Diorio’s budget comes after the county property revaluation earlier this year, which saw the value of property surge. Residential property values increased by 40 percent on average, and commercial property jumped by nearly 80 percent.
The budget would lower the property tax rate, but it would still be higher than the so-called revenue neutral tax rate. The state requires the county to disclose a tax rate that would raise the same amount of money as the previous year.
The new tax rate of 61.69 cents for every $100 of taxable value would essentially be a property tax rate of two cents.
The county says someone with a house valued at $250,000 last year – and now valued at $350,000 after the reval – would pay about $9 more a month in taxes.
"I do have concerns about being above revenue neutral," said Democrat Elaine Powell, one of four new commissioners elected in November. "But I think it’s crystal clear why we are. And so if we have to show bar graphs to show people why we had to go above revenue neutral, we can do that."

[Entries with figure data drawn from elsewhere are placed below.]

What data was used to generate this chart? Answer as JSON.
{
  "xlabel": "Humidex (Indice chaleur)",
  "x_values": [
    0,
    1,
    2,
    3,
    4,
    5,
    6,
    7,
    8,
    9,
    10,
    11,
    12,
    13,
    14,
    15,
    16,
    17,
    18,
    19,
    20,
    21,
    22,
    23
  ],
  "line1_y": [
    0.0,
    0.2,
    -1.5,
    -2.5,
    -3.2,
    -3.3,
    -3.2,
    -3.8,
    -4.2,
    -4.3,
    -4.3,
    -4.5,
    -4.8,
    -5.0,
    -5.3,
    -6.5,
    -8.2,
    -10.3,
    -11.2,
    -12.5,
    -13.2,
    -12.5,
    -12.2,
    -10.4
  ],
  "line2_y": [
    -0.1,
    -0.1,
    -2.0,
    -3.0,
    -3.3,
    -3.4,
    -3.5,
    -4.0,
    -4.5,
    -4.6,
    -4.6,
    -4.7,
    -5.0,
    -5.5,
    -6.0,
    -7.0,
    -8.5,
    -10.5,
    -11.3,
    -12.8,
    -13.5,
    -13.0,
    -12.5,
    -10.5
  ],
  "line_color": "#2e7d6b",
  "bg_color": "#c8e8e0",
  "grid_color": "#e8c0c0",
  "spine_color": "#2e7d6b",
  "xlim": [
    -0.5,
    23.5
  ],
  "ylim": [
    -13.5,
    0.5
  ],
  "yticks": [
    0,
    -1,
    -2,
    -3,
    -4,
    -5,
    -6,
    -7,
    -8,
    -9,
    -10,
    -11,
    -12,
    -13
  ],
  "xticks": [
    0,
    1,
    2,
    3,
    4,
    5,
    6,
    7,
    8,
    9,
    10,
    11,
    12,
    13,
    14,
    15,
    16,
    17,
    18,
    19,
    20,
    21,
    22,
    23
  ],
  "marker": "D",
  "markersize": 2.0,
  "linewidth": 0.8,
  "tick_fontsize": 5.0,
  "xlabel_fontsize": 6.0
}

Democrat Susan Rodriguez-McDowell, who was also elected in November, said she needs time to digest the budget, but she said she believes it reflects the board's priorities.
In November, Democrats swept all nine commission seats for the first time since the 1960s. All three Republicans lost. Many board members campaigned on increasing spending.
Diorio said the county had to raise taxes to meet the commission’s goals.
"Based on all the investments that we made, we knew that we couldn’t keep it at revenue neutral, but we tried really hard to keep the tax rate as low as we could, and we really believe that anything under two cents, and when we did the analysis of the impact on individual tax bills, we felt confident this was a sweet spot," Diorio said.
The county has historically not been involved in building affordable housing – that’s usually a city function. But Diorio proposed spending $22.5 million – a more than $15 million increase from a year ago.
Much of the new money - $11 million – would cover a new rental subsidy program.
Diorio says all county employees would receive a 5.5 percent pay increase, and the sheriff’s office would get $2.3 million for one-time bonuses to help retain officers.
Other proposals in the budget include:
- Increasing public health funding by $4.4 million, to $83.7 million. The county would spend an additional $125,000 on a breast and cervical cancer prevention program; $424,000 on medicine to prevent people from getting infected with HIV; and $103,000 for a new environmental health employee to inspect swimming pools.
- Spending an additional $21.1 million on pre-kindergarten classes. The total amount for pre-K would jump to $36.9 million.
- Park and Recreation's funding would jump by $12.8 million, to $51.2 million. Diorio said the department would be able to hire 39 new employees, bringing the total number of employees to pre-2009 levels. The county slashed jobs after the 2008-2009 recession.
- Central Piedmont Community College would receive $41.8 million, but only a $1.1 million increase from last year.
The county will hold a public hearing on the budget May 9 at 6 p.m., and the commission will hold straw vote session May 28 and 29.
The city of Charlotte hasn’t unveiled its proposed budget for the upcoming fiscal year.